The Andean Sanctuaries Museum (Spanish: Museo Santuarios Andinos) is an archaeological museum in Arequipa, Peru.

== History ==
The museum was founded in 1996 by resolution N° 3966-R-97, the creation of this museum was to conserve the archaeological artifacts of the project Santuarios de Altura del Sur Andino, this project began in 1980 by the archaeologists José Chavéz and Johan Reinhard in the mountains of southern Peru. In March 2020, two archaeologists from the Catholic University of Santa María conducted an analysis of the museum's textiles. In November 2020, the museum was declared a National Cultural Heritage Site by the Ministry of Culture.

== Collections ==
The museum contains the Juanita mummy, a mummy that was found in the Ampato volcano after an expedition in 1995 by archeologists José Chavez and Johan Reinhard. The museum has a collection of polychromatic ceramic pieces, also the museum has the Spondylus shells that were moved from the coast of Peru to the massif by Inca priests, also the museum has woven dolls representing people and woven bags used by the indigenous people of Peru to collect coca leaves.

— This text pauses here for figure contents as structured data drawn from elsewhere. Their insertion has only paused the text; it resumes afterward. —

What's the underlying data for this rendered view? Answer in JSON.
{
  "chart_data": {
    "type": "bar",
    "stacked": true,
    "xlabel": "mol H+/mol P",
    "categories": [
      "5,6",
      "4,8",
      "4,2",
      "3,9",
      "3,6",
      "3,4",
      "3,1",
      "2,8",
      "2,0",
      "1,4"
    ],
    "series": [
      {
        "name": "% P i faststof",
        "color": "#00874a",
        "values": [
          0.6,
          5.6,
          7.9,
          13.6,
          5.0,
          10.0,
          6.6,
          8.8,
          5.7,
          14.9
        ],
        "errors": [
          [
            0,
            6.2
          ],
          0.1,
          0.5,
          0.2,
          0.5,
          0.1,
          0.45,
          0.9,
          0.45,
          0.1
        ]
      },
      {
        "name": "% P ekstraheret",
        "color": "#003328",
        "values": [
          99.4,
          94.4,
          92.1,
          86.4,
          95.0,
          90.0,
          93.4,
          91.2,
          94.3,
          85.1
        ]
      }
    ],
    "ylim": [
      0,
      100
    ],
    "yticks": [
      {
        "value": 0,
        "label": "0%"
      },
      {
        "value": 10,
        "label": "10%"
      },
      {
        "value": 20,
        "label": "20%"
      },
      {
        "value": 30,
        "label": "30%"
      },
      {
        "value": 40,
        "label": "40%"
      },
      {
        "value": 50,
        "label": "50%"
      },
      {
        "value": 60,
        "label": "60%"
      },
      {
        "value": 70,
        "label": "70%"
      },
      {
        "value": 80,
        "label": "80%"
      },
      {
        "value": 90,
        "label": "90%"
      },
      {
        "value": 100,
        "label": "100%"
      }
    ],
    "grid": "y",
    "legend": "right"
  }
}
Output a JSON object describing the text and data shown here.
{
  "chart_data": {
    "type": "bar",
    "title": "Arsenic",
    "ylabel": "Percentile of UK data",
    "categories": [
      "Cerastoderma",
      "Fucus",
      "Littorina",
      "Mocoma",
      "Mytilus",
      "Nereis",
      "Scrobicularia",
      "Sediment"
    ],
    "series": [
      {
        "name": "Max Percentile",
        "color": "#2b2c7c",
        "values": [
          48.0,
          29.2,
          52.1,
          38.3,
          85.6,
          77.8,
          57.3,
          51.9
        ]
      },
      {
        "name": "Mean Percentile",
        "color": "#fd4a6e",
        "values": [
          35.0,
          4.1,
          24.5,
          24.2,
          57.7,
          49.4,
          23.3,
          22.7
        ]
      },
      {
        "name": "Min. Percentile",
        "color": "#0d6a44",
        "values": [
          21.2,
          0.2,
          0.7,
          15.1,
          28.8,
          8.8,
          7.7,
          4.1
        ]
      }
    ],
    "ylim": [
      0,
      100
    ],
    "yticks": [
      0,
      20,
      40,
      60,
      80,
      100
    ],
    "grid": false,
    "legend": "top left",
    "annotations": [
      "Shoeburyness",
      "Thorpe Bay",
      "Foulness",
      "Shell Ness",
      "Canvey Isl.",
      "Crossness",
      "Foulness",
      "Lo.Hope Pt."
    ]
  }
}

The museum also has photographs of South American camelids. The museum contains archaeological remains of Human Sacrifices in the Misti volcano. The museum exhibits Inca aryballus and ancient utensils used by the indigenous civilizations of Peru, in addition, the museum contains copper, silver and gold statuettes. The museum also contains wooden qirus and a collection of metals that were used as indigenous offerings to the gods. The museum also contains the Urpicha mummy. The museum also contains the Sarita mummy that was found in the Sara Sara volcano.